If your teen is struggling to stay on task, ask them to consider these potential focus-destroying factors and pick two to work on this week:
1. Studying at the dining room table
It’s hard to focus when family members are constantly passing by or starting conversations. A dedicated study space minimizes disruptions. Pick a quiet room or corner and create a welcoming atmosphere with comfortable furnishings, good lighting, and a few plants.
2. Tackling the easy subjects first
There’s no need to make hard subjects harder! Approach them with a fresh, energized mind and save the easy stuff for later. If math is your most difficult subject, work on that homework first before moving onto English or history.
3. Studying for hours without a break
Instead of pounding out a three-hour study session, take a break every 30 minutes. You will work through the material faster and retain more of it long term. The breaks don’t have to be long. A few minutes of listening to music or stretching is all it takes to reenergize the brain.
Slouching is as bad for your brain as it is for your back. At SuperCamp, we teach students to sit up and lean forward as part of our SLANT protocol.
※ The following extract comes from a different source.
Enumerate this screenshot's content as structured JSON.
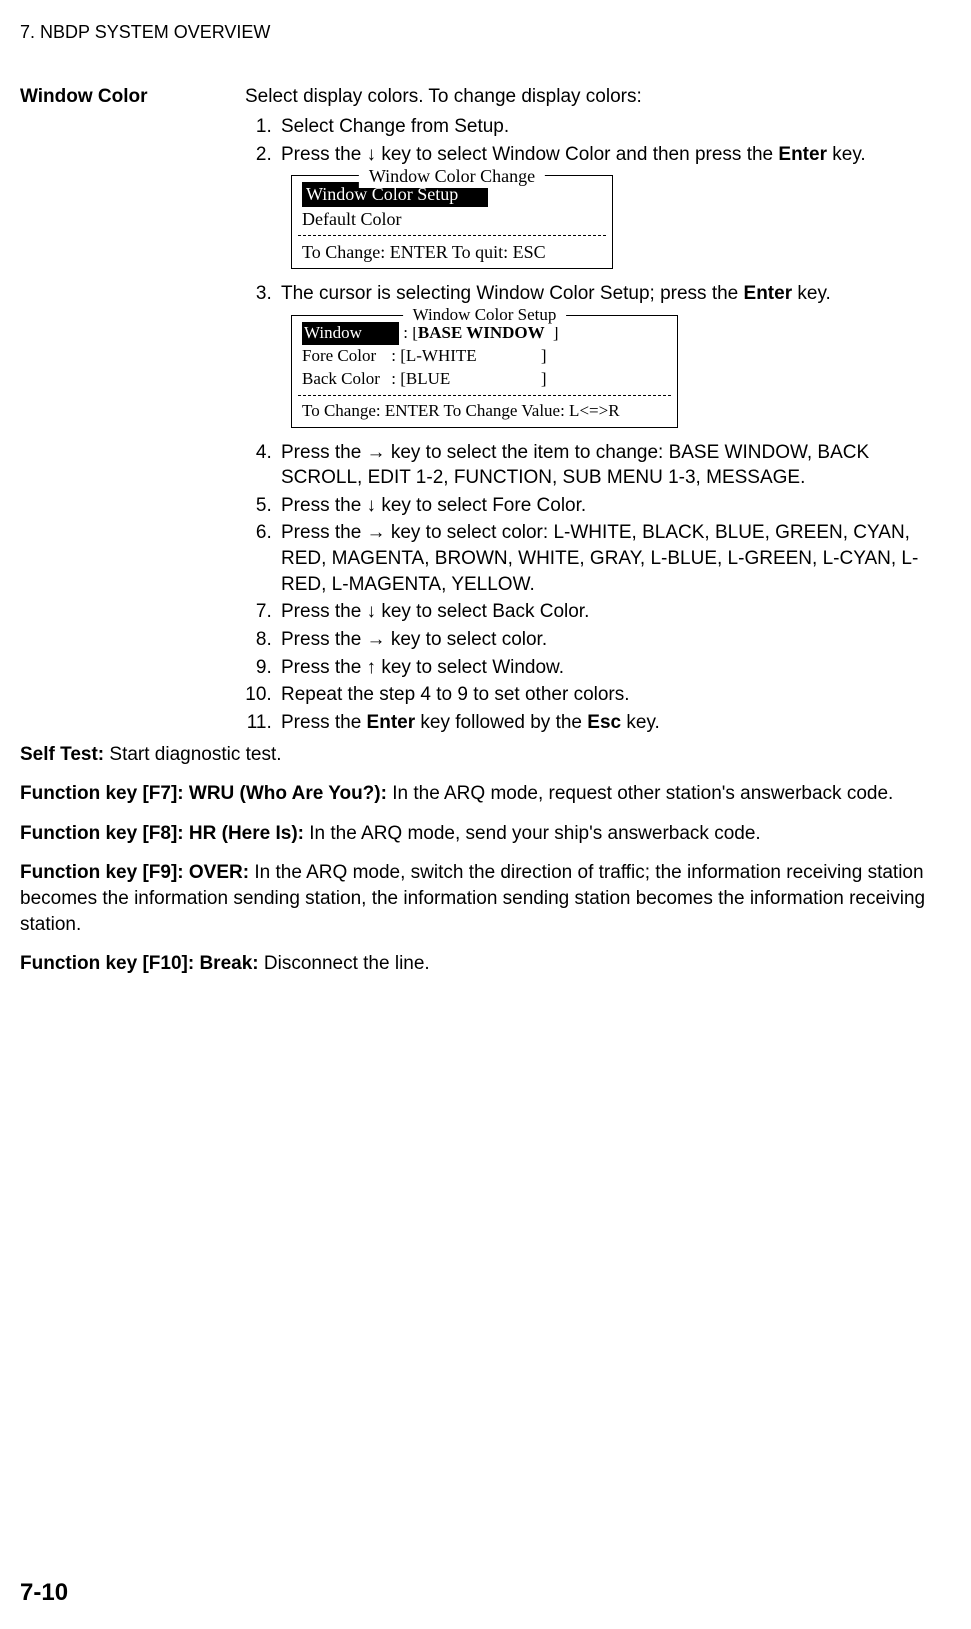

Good posture triggers the mind to be more alert.
5. Not asking questions in class
Instead of glazing over during lectures, ask the teacher questions and participate in discussions. This helps you engage with the material on a deeper level. (Plus, you will score brownie points with the teacher!)
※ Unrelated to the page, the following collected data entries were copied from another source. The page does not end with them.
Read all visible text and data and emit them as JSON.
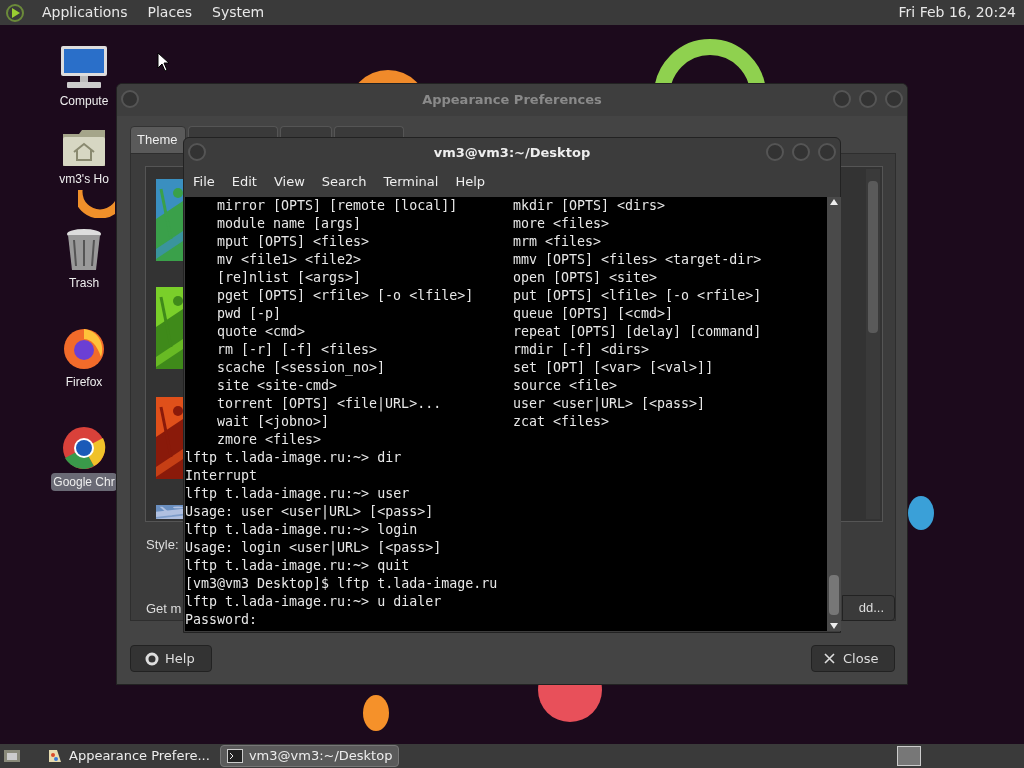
{
  "top_panel": {
    "menus": [
      "Applications",
      "Places",
      "System"
    ],
    "clock": "Fri Feb 16, 20:24"
  },
  "desktop_icons": [
    {
      "label": "Compute",
      "kind": "computer",
      "selected": false
    },
    {
      "label": "vm3's Ho",
      "kind": "home",
      "selected": false
    },
    {
      "label": "Trash",
      "kind": "trash",
      "selected": false
    },
    {
      "label": "Firefox",
      "kind": "firefox",
      "selected": false
    },
    {
      "label": "Google Chr",
      "kind": "chrome",
      "selected": true
    }
  ],
  "appearance_window": {
    "title": "Appearance Preferences",
    "tabs": [
      {
        "label": "Theme",
        "selected": true
      },
      {
        "selected": false
      },
      {
        "selected": false
      },
      {
        "selected": false
      }
    ],
    "style_label": "Style:",
    "get_more_label": "Get m",
    "add_button": "dd...",
    "help_button": "Help",
    "close_button": "Close"
  },
  "terminal": {
    "title": "vm3@vm3:~/Desktop",
    "menus": [
      "File",
      "Edit",
      "View",
      "Search",
      "Terminal",
      "Help"
    ],
    "lines": [
      {
        "kind": "columns",
        "left": "mirror [OPTS] [remote [local]]",
        "right": "mkdir [OPTS] <dirs>"
      },
      {
        "kind": "columns",
        "left": "module name [args]",
        "right": "more <files>"
      },
      {
        "kind": "columns",
        "left": "mput [OPTS] <files>",
        "right": "mrm <files>"
      },
      {
        "kind": "columns",
        "left": "mv <file1> <file2>",
        "right": "mmv [OPTS] <files> <target-dir>"
      },
      {
        "kind": "columns",
        "left": "[re]nlist [<args>]",
        "right": "open [OPTS] <site>"
      },
      {
        "kind": "columns",
        "left": "pget [OPTS] <rfile> [-o <lfile>]",
        "right": "put [OPTS] <lfile> [-o <rfile>]"
      },
      {
        "kind": "columns",
        "left": "pwd [-p]",
        "right": "queue [OPTS] [<cmd>]"
      },
      {
        "kind": "columns",
        "left": "quote <cmd>",
        "right": "repeat [OPTS] [delay] [command]"
      },
      {
        "kind": "columns",
        "left": "rm [-r] [-f] <files>",
        "right": "rmdir [-f] <dirs>"
      },
      {
        "kind": "columns",
        "left": "scache [<session_no>]",
        "right": "set [OPT] [<var> [<val>]]"
      },
      {
        "kind": "columns",
        "left": "site <site-cmd>",
        "right": "source <file>"
      },
      {
        "kind": "columns",
        "left": "torrent [OPTS] <file|URL>...",
        "right": "user <user|URL> [<pass>]"
      },
      {
        "kind": "columns",
        "left": "wait [<jobno>]",
        "right": "zcat <files>"
      },
      {
        "kind": "columns",
        "left": "zmore <files>"
      },
      {
        "kind": "line",
        "text": "lftp t.lada-image.ru:~> dir"
      },
      {
        "kind": "line",
        "text": "Interrupt"
      },
      {
        "kind": "line",
        "text": "lftp t.lada-image.ru:~> user"
      },
      {
        "kind": "line",
        "text": "Usage: user <user|URL> [<pass>]"
      },
      {
        "kind": "line",
        "text": "lftp t.lada-image.ru:~> login"
      },
      {
        "kind": "line",
        "text": "Usage: login <user|URL> [<pass>]"
      },
      {
        "kind": "line",
        "text": "lftp t.lada-image.ru:~> quit"
      },
      {
        "kind": "line",
        "text": "[vm3@vm3 Desktop]$ lftp t.lada-image.ru"
      },
      {
        "kind": "line",
        "text": "lftp t.lada-image.ru:~> u dialer"
      },
      {
        "kind": "line",
        "text": "Password:"
      }
    ]
  },
  "taskbar": {
    "tasks": [
      {
        "label": "Appearance Prefere...",
        "kind": "appearance",
        "selected": false
      },
      {
        "label": "vm3@vm3:~/Desktop",
        "kind": "terminal",
        "selected": true
      }
    ]
  }
}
6. Procrastinating until the last minute
Anxiety is the enemy of focus. Avoid feeling overwhelmed by planning study sessions in advance. For example, on Monday list all of your assignments for the week, and then decide when each one will be completed. Having a plan in place reduces procrastination.
7. Jumping right into writing assignments
Avoid writer’s block—and the distractions that come with it—with a quick brainstorming session. You will be less likely to drift off or get distracted if you have a clear plan.
8. Sitting in an uncomfortable chair
Nagging discomfort distracts even the most focused student. This is yet another reason to have a dedicated study space—one that accommodates an ergonomic office chair and desk set up.
9. Arriving late to class
It disrupts other students, it annoys the teachers, and it leaves the offender feeling flustered long after the class resumes. Arrive early and take a few moments to review your homework, especially on test days.
10. Thinking negatively
It’s hard to focus when negative thoughts are flying through our heads. This is doubly true when those negative thoughts are personal! Celebrate your abilities and accomplishments on a daily basis. As you become more confident, the self-criticism will fade away.
These are just a few of the strategies teens learn at SuperCamp to help them focus at school and at home. For more information about our academic summer camps, please call 800.228.5327. Ready to sign up? Call us or enroll online.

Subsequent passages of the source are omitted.